In the four years since the March 2017 report, the state’s overall general fund collections to date are up 26%, almost three times the basic inflation rate for the same period (under 9%.) That is an extra $3.35 billion compared to four years ago at the same point. That is just the General Fund, ignoring all the other ways the state taxes us, such as last year’s gasoline tax increases.
About half of the added General Fund revenue came from individual income tax withholding, up 17% or more than $1.5 billion. It is the largest revenue category, so you would expect that to lead the pack. But it leads only in dollars, not in percentage growth.
Corporate income taxes grew 68 percent over four years ago. The revenue category that includes the state’s tax on real estate transactions recorded at courthouses was up 72%. State policy didn’t spark the real estate price boom behind soaring recordation taxes. But intentional state policy has increased the corporate income tax harvest by two-thirds, to $315 million more than four years ago.
Following right behind those categories is estimated income tax payments, which come from individuals with self-employment or partnership income, or with income from investments or retirement accounts. Those receipts are 51% higher in the first nine months of this fiscal year compared to four years ago. That increase also reflects intentional policy decisions.
Rounding out the top categories, the sales and use tax revenue is up 23% over four years ago. That is largely due to the General Assembly’s decision to impose sales tax on remote purchases, arguably correct policy but still a policy decision.
Both the corporate income tax and individual estimated tax receipts have been boosted by the state’s decision to tax a substantial amount of the federal Payroll Protection Program business rescue funds. The General Assembly’s decision to allow a deduction for the first $100,000 in such revenue still left billions subject to Virginia tax.
The bulk of the higher taxes on business income can be traced to the decisions made in the wake of the Tax Cuts and Jobs Act. The 2019 General Assembly went along with the Northam’s recommendations and conformed to the various ways TCJA eliminated deductions and tax preferences. It refused to match the federal reductions on tax rates. The same tax rates were applied to higher levels of taxable income, producing more tax.
By allowing only a small increase in the standard deduction for individuals, a windfall tax was also imposed on many of them. For the richest, the coup de grace was General Assembly approval of a state-level wealth tax, a form of Pease Limitation to cap deductions.
The state is not done with corporate taxes. The General Assembly has ordered Virginia corporations which are part of affiliated groups to prepare mock tax returns for 2019 using an approach called unitary combined reporting. The biggest targets are companies which operate in multiple states.

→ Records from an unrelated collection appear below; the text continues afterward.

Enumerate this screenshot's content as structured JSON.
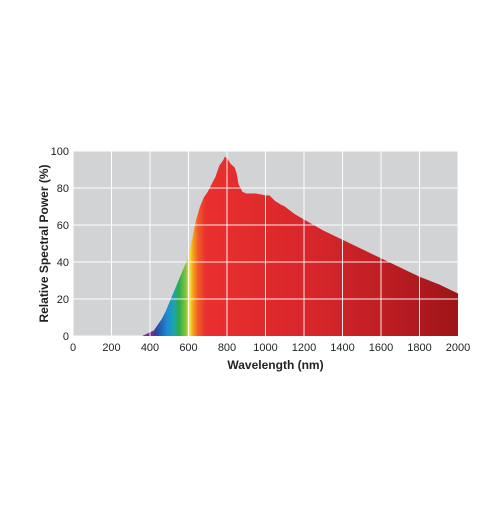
{
  "chart_data": {
    "type": "area",
    "title": "",
    "xlabel": "Wavelength (nm)",
    "ylabel": "Relative Spectral Power (%)",
    "xlim": [
      0,
      2000
    ],
    "ylim": [
      0,
      100
    ],
    "x_ticks": [
      0,
      200,
      400,
      600,
      800,
      1000,
      1200,
      1400,
      1600,
      1800,
      2000
    ],
    "y_ticks": [
      0,
      20,
      40,
      60,
      80,
      100
    ],
    "grid": true,
    "legend": "none",
    "fill": "visible-spectrum gradient (violet to yellow) transitioning to red/dark red above 600 nm",
    "series": [
      {
        "x": [
          360,
          380,
          400,
          420,
          440,
          460,
          480,
          500,
          520,
          540,
          560,
          580,
          600,
          620,
          640,
          660,
          680,
          700,
          720,
          740,
          760,
          780,
          790,
          800,
          820,
          840,
          850,
          860,
          880,
          900,
          950,
          1000,
          1020,
          1050,
          1080,
          1100,
          1150,
          1200,
          1300,
          1400,
          1500,
          1600,
          1700,
          1800,
          1900,
          2000
        ],
        "values": [
          0,
          1,
          2,
          3,
          6,
          9,
          13,
          18,
          23,
          28,
          33,
          38,
          43,
          53,
          63,
          70,
          75,
          78,
          82,
          86,
          92,
          95,
          97,
          96,
          93,
          91,
          88,
          82,
          78,
          77,
          77,
          76,
          76,
          73,
          71,
          70,
          66,
          63,
          57,
          52,
          47,
          42,
          37,
          32,
          28,
          23
        ]
      }
    ]
  }
}
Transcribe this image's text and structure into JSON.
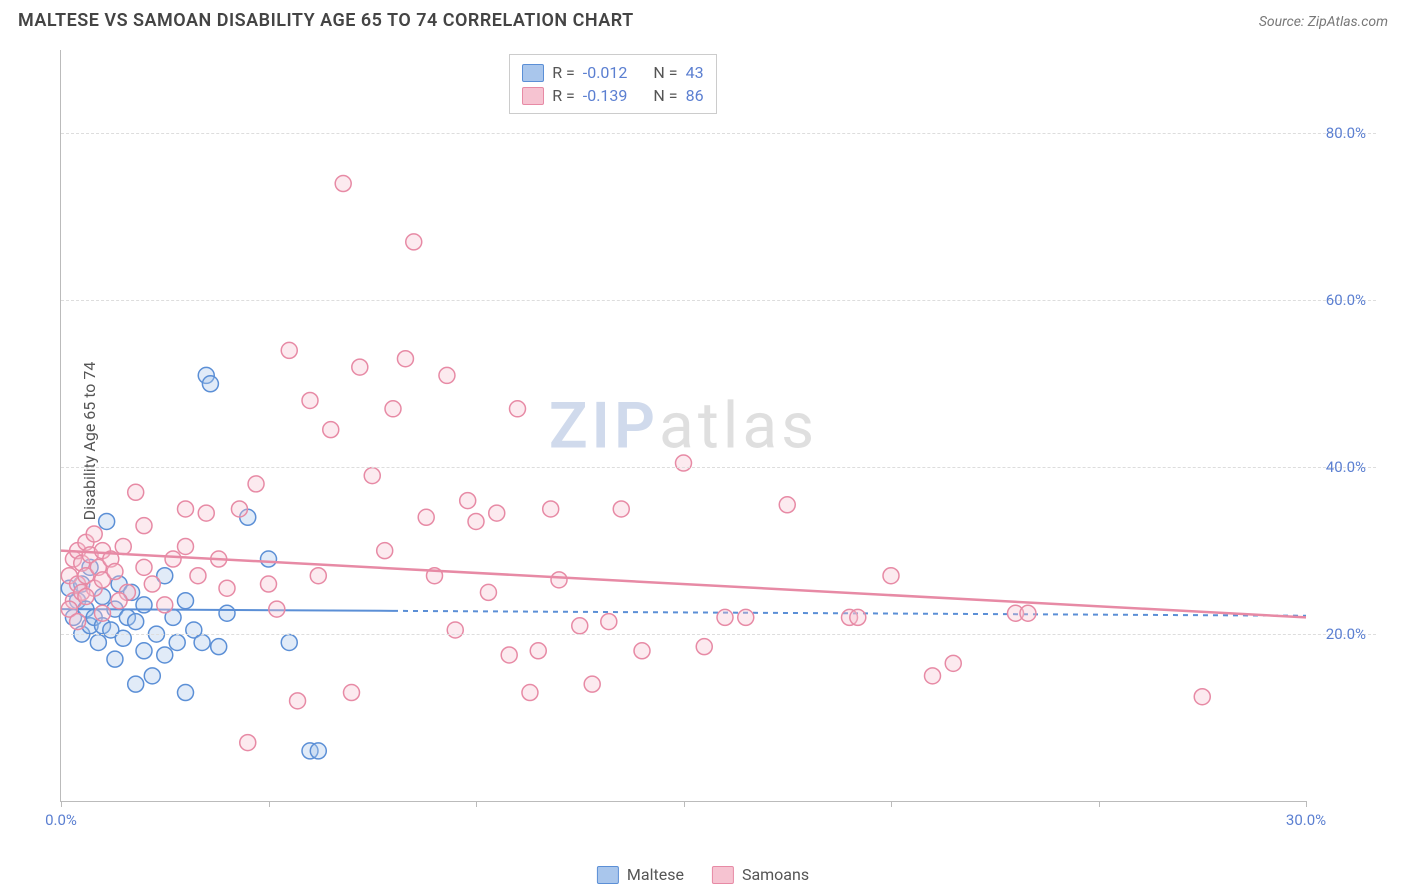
{
  "header": {
    "title": "MALTESE VS SAMOAN DISABILITY AGE 65 TO 74 CORRELATION CHART",
    "source": "Source: ZipAtlas.com"
  },
  "chart": {
    "type": "scatter",
    "ylabel": "Disability Age 65 to 74",
    "background_color": "#ffffff",
    "grid_color": "#dddddd",
    "axis_color": "#bbbbbb",
    "tick_label_color": "#5b7fd1",
    "tick_fontsize": 15,
    "ylabel_fontsize": 16,
    "xlim": [
      0,
      30
    ],
    "ylim": [
      0,
      90
    ],
    "yticks": [
      {
        "v": 20,
        "label": "20.0%"
      },
      {
        "v": 40,
        "label": "40.0%"
      },
      {
        "v": 60,
        "label": "60.0%"
      },
      {
        "v": 80,
        "label": "80.0%"
      }
    ],
    "xticks": [
      {
        "v": 0,
        "label": "0.0%"
      },
      {
        "v": 5,
        "label": ""
      },
      {
        "v": 10,
        "label": ""
      },
      {
        "v": 15,
        "label": ""
      },
      {
        "v": 20,
        "label": ""
      },
      {
        "v": 25,
        "label": ""
      },
      {
        "v": 30,
        "label": "30.0%"
      }
    ],
    "marker_radius": 8,
    "marker_stroke_width": 1.5,
    "marker_fill_opacity": 0.35,
    "series": [
      {
        "name": "Maltese",
        "color_stroke": "#5b8fd6",
        "color_fill": "#a9c6ec",
        "regression": {
          "y_at_xmin": 23.0,
          "y_at_xmax": 22.2,
          "solid_until_x": 8.0,
          "line_width": 2,
          "dash": "5,5"
        },
        "points": [
          [
            0.2,
            25.5
          ],
          [
            0.3,
            22.0
          ],
          [
            0.4,
            24.0
          ],
          [
            0.5,
            20.0
          ],
          [
            0.5,
            26.0
          ],
          [
            0.6,
            23.0
          ],
          [
            0.7,
            21.0
          ],
          [
            0.7,
            28.0
          ],
          [
            0.8,
            22.0
          ],
          [
            0.9,
            19.0
          ],
          [
            1.0,
            24.5
          ],
          [
            1.0,
            21.0
          ],
          [
            1.1,
            33.5
          ],
          [
            1.2,
            20.5
          ],
          [
            1.3,
            17.0
          ],
          [
            1.3,
            23.0
          ],
          [
            1.4,
            26.0
          ],
          [
            1.5,
            19.5
          ],
          [
            1.6,
            22.0
          ],
          [
            1.7,
            25.0
          ],
          [
            1.8,
            14.0
          ],
          [
            1.8,
            21.5
          ],
          [
            2.0,
            18.0
          ],
          [
            2.0,
            23.5
          ],
          [
            2.2,
            15.0
          ],
          [
            2.3,
            20.0
          ],
          [
            2.5,
            27.0
          ],
          [
            2.5,
            17.5
          ],
          [
            2.7,
            22.0
          ],
          [
            2.8,
            19.0
          ],
          [
            3.0,
            13.0
          ],
          [
            3.0,
            24.0
          ],
          [
            3.2,
            20.5
          ],
          [
            3.4,
            19.0
          ],
          [
            3.5,
            51.0
          ],
          [
            3.6,
            50.0
          ],
          [
            3.8,
            18.5
          ],
          [
            4.0,
            22.5
          ],
          [
            4.5,
            34.0
          ],
          [
            5.0,
            29.0
          ],
          [
            5.5,
            19.0
          ],
          [
            6.0,
            6.0
          ],
          [
            6.2,
            6.0
          ]
        ]
      },
      {
        "name": "Samoans",
        "color_stroke": "#e78aa5",
        "color_fill": "#f6c3d1",
        "regression": {
          "y_at_xmin": 30.0,
          "y_at_xmax": 22.0,
          "solid_until_x": 30.0,
          "line_width": 2.5,
          "dash": ""
        },
        "points": [
          [
            0.2,
            27.0
          ],
          [
            0.3,
            29.0
          ],
          [
            0.3,
            24.0
          ],
          [
            0.4,
            30.0
          ],
          [
            0.4,
            26.0
          ],
          [
            0.5,
            28.5
          ],
          [
            0.5,
            25.0
          ],
          [
            0.6,
            31.0
          ],
          [
            0.6,
            27.0
          ],
          [
            0.7,
            29.5
          ],
          [
            0.8,
            25.5
          ],
          [
            0.8,
            32.0
          ],
          [
            0.9,
            28.0
          ],
          [
            1.0,
            30.0
          ],
          [
            1.0,
            26.5
          ],
          [
            1.2,
            29.0
          ],
          [
            1.3,
            27.5
          ],
          [
            1.5,
            30.5
          ],
          [
            1.6,
            25.0
          ],
          [
            1.8,
            37.0
          ],
          [
            2.0,
            28.0
          ],
          [
            2.0,
            33.0
          ],
          [
            2.2,
            26.0
          ],
          [
            2.5,
            23.5
          ],
          [
            2.7,
            29.0
          ],
          [
            3.0,
            35.0
          ],
          [
            3.0,
            30.5
          ],
          [
            3.3,
            27.0
          ],
          [
            3.5,
            34.5
          ],
          [
            3.8,
            29.0
          ],
          [
            4.0,
            25.5
          ],
          [
            4.3,
            35.0
          ],
          [
            4.5,
            7.0
          ],
          [
            4.7,
            38.0
          ],
          [
            5.0,
            26.0
          ],
          [
            5.2,
            23.0
          ],
          [
            5.5,
            54.0
          ],
          [
            5.7,
            12.0
          ],
          [
            6.0,
            48.0
          ],
          [
            6.2,
            27.0
          ],
          [
            6.5,
            44.5
          ],
          [
            6.8,
            74.0
          ],
          [
            7.0,
            13.0
          ],
          [
            7.2,
            52.0
          ],
          [
            7.5,
            39.0
          ],
          [
            7.8,
            30.0
          ],
          [
            8.0,
            47.0
          ],
          [
            8.3,
            53.0
          ],
          [
            8.5,
            67.0
          ],
          [
            8.8,
            34.0
          ],
          [
            9.0,
            27.0
          ],
          [
            9.3,
            51.0
          ],
          [
            9.5,
            20.5
          ],
          [
            9.8,
            36.0
          ],
          [
            10.0,
            33.5
          ],
          [
            10.3,
            25.0
          ],
          [
            10.5,
            34.5
          ],
          [
            10.8,
            17.5
          ],
          [
            11.0,
            47.0
          ],
          [
            11.3,
            13.0
          ],
          [
            11.5,
            18.0
          ],
          [
            11.8,
            35.0
          ],
          [
            12.0,
            26.5
          ],
          [
            12.5,
            21.0
          ],
          [
            12.8,
            14.0
          ],
          [
            13.2,
            21.5
          ],
          [
            13.5,
            35.0
          ],
          [
            14.0,
            18.0
          ],
          [
            15.0,
            40.5
          ],
          [
            15.5,
            18.5
          ],
          [
            16.0,
            22.0
          ],
          [
            16.5,
            22.0
          ],
          [
            17.5,
            35.5
          ],
          [
            19.0,
            22.0
          ],
          [
            19.2,
            22.0
          ],
          [
            20.0,
            27.0
          ],
          [
            21.0,
            15.0
          ],
          [
            21.5,
            16.5
          ],
          [
            23.0,
            22.5
          ],
          [
            23.3,
            22.5
          ],
          [
            27.5,
            12.5
          ],
          [
            0.2,
            23.0
          ],
          [
            0.4,
            21.5
          ],
          [
            0.6,
            24.5
          ],
          [
            1.0,
            22.5
          ],
          [
            1.4,
            24.0
          ]
        ]
      }
    ],
    "stats_box": {
      "rows": [
        {
          "swatch_stroke": "#5b8fd6",
          "swatch_fill": "#a9c6ec",
          "r_label": "R =",
          "r_val": "-0.012",
          "n_label": "N =",
          "n_val": "43"
        },
        {
          "swatch_stroke": "#e78aa5",
          "swatch_fill": "#f6c3d1",
          "r_label": "R =",
          "r_val": "-0.139",
          "n_label": "N =",
          "n_val": "86"
        }
      ]
    },
    "legend": [
      {
        "swatch_stroke": "#5b8fd6",
        "swatch_fill": "#a9c6ec",
        "label": "Maltese"
      },
      {
        "swatch_stroke": "#e78aa5",
        "swatch_fill": "#f6c3d1",
        "label": "Samoans"
      }
    ],
    "watermark": {
      "zip": "ZIP",
      "atlas": "atlas"
    }
  }
}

The theory is that taxing each entity separately (as Virginia does) allows the firms to pay fewer taxes, so they should be forced to file a unified return.
The review of those sample returns may encourage the General Assembly to make the combined returns mandatory.
In November of 2017, just after Northam’s election, the Commonwealth Institute for Fiscal Analysis published an article with a list of complaints about Virginia’s tax system as it stood. Read it and the parallels will strike you. It advocated on-line sales taxes, increases in corporate tax collections, new state rules on employee classification, and a clear retreat from Virginia’s former practice of confirming to the IRS.
Imposing unitary combined reporting on the largest corporate taxpayers will check off another box from that list. Virginia’s recent spurt of state revenue growth did not come mainly from economic growth or federal stimulus spending. Taxes have been consciously and substantially raised following a progressive roadmap.
Haner is Senior Fellow, State and Local Tax Policy with the Thomas Jefferson Institute in Alexandria.